Assembled and annotated genomes of the CF isolates included in this study were visualized in Geneious (version 2023.2.1) (88). To determine if the genome of SH3A belonged to clade 3 or 5 of the P. aeruginosa phylogenetic tree, genomes of PAO1, PA14, PA7, and PA-W1 were downloaded from NCBI and used as reference genomes for clades 1, 2, 3, and 5, respectively (73). Full genomic alignments were conducted using the Mauve plug-in with default parameters (89).
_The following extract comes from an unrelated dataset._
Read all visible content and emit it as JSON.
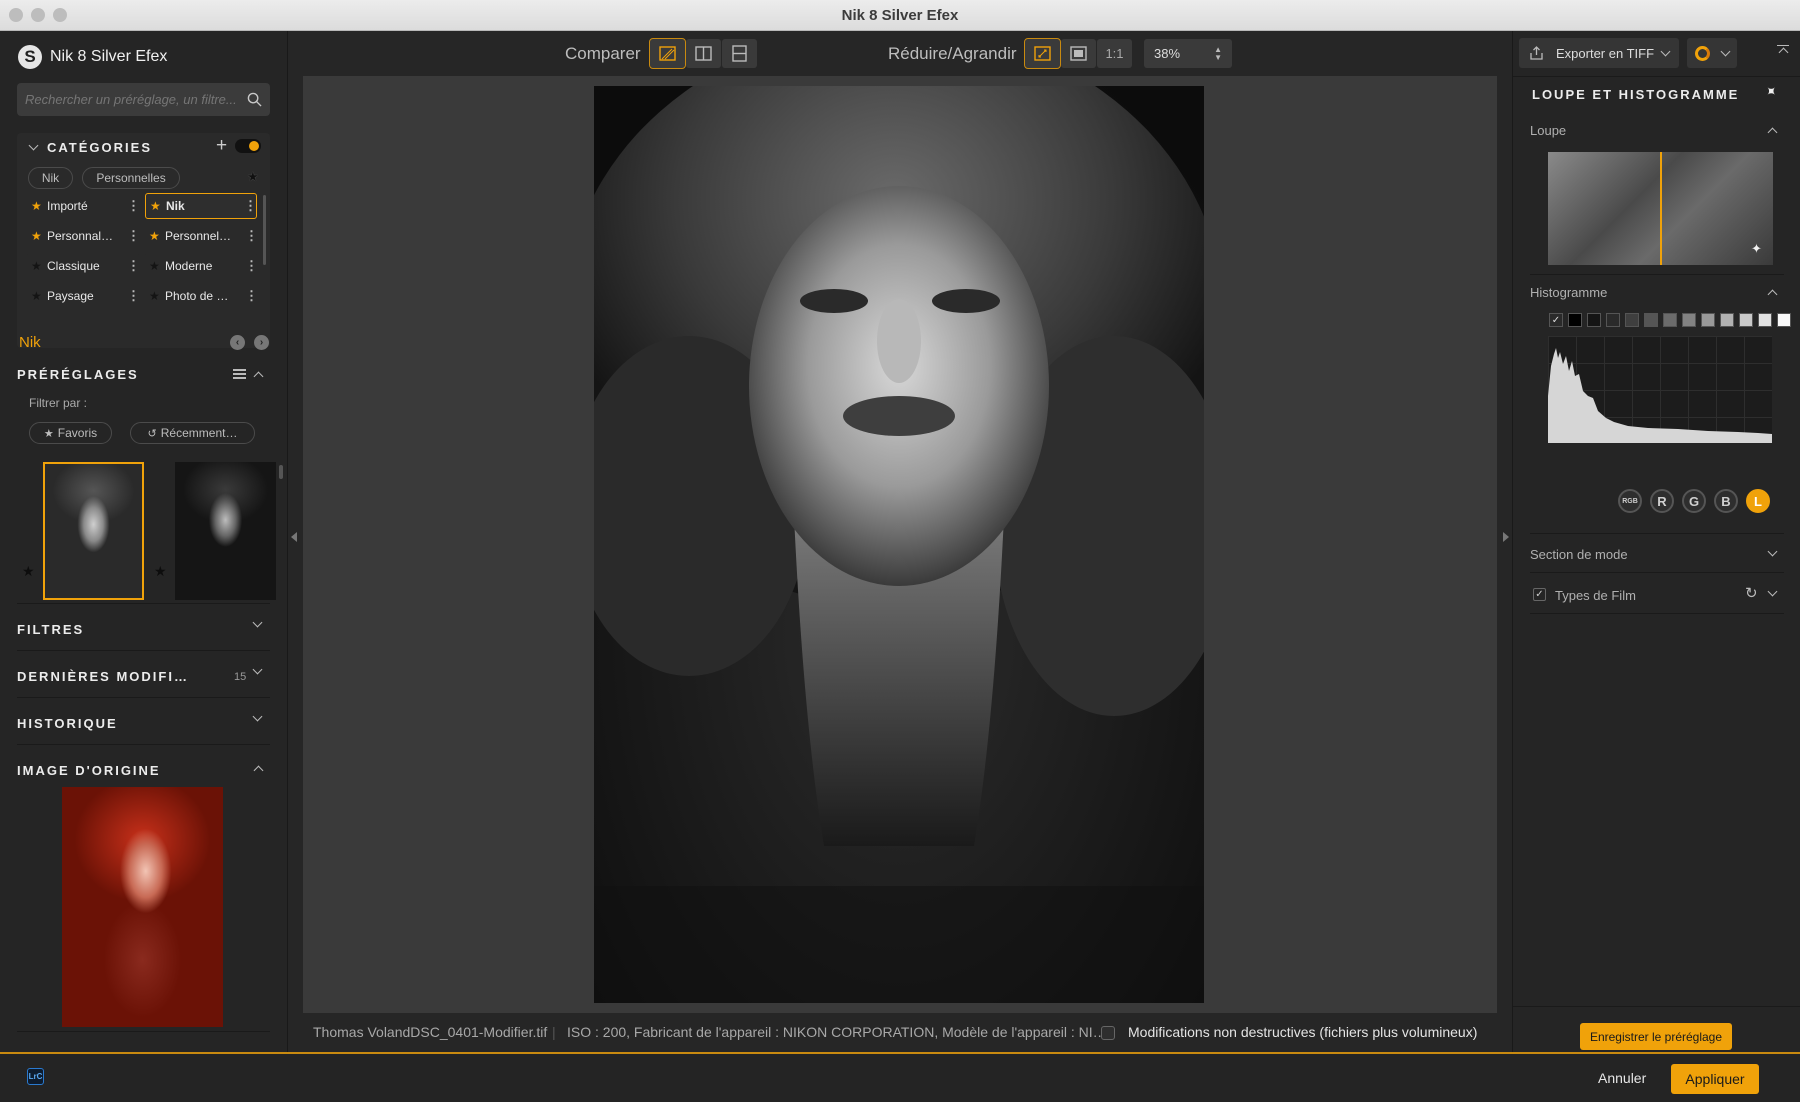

Annotations of aligned genomes were searched for exoY, phzH, rhlC, exlA, exlB, oprA, catA, fosA, PA1131, PA1132, and PA1133 and the gene cluster for T3SS. To determine if rhlR of SH1B contained a mutation that would disrupt rhl QS signaling, the nucleotide and predicted protein sequences were extracted from the genomes of PAO1, PA14, nmFLRO1, mFLRO1, SH1B, SH2D, and SH3A and aligned using Clustal Omega (version 1.2.2) with default parameters (90). The nucleotide and predicted protein sequences of SH1B rhlR were subsequently used for a Blast search in NCBI and the Pseudomonas Genome Database to identify other isolates with the same mutation (73, 74). The nucleotide sequences of rhlR from isolates BL22, PA103, PABL048, and PS1793 were downloaded. The nucleotide and predicted protein sequences of rhlR from these four isolates were aligned to rhlR from SH1B and PAO1 using Clustal Omega (version 1.2.2) with default parameters (90).

Statistical analysis

Statistical comparison of metabolite abundance was conducted in GraphPad Prism (version 9.3.1). Unpaired two-tailed t-tests of differential secondary metabolite abundance between PA14 and SH1B and PA14 and ΔrhlR are summarized in the supplemental figure legends. For all analyses, P values of <0.05 were considered statistically significant.